A year of teaching English to twelve-years-old children in Vietnam has provided some insight into some of the special areas of difficulty which derive from fundamental differences between their mother tongue, Vietnamese, and the language of the Anglo-Saxons. Language students everywhere have a problem in preventing the structure and tone of their native tongue intruding on their efforts in using the new language, and the problem is magnified when the two languages are so widely separated in every respect.

The Vietnamese language consists of short words that can have as many as eight different meanings depending on the tone of pronunciation. A word can be spelt with the same letters but differences in tone are indicated by diacritical marks placed above and below a vowel. Most words in Vietnamese have only three or four letters and almost none has more than six, so one might expect that the spelling of English words, trường đại học việt nam which are often much longer and with irregular spelling, would present a major challenge. Somewhat surprisingly, this was not a big problem; spelling errors in English writing exercises were fewer than expected.

The declination and tenses of English verbs present many difficulties. Vietnamese verbs do not decline and neither do they change with tense. Past, future and continuous tenses are simply indicated by an additional word before the verb. So for the Vietnamese student, the learning of English verbs is an area of great complexity. Not only are there more tenses used in everyday speech and writing, but many verbs are irregular and must be mastered individually. The students were found to have been thoroughly prepared by their native school teachers, and could recite or write the verbs in tables, but using them correctly in free speech or writing was a much bigger challenge. Errors in verbs, either from person or tense, were amongst the most common mistakes made in writing exercises.

In Vietnamese, plurals are indicated by a word preceding the noun, whereas in English plurals are mostly indicated by an ‘s’ added to the end of the noun. Although the rule is different, it is simple and almost universal. One might expect it to present little difficulty, but in practice it was found to be a second major source of error in written English.
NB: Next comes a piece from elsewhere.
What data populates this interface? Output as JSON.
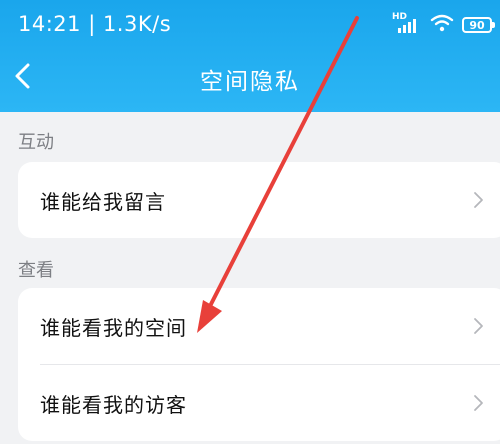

The error was often related to a pronoun (it/they), referring to the noun, or to a verb (is/are, has/have) which changes between the singular and the plural. Often there was difficulty in maintaining singularity or plurality throughout a sentence. Students also tended not to hear the ‘s’ on plural nouns and singular verbs in dictation (e.g. He likes all his friends), and sometimes an exercise of 100 words contained just this one error.

Foreign English teachers in Vietnam will be told by their students that they ‘very like’ the lessons. The experience is both stimulating and rewarding. It is hoped that these few notes will be of interest to those intending to follow in this path.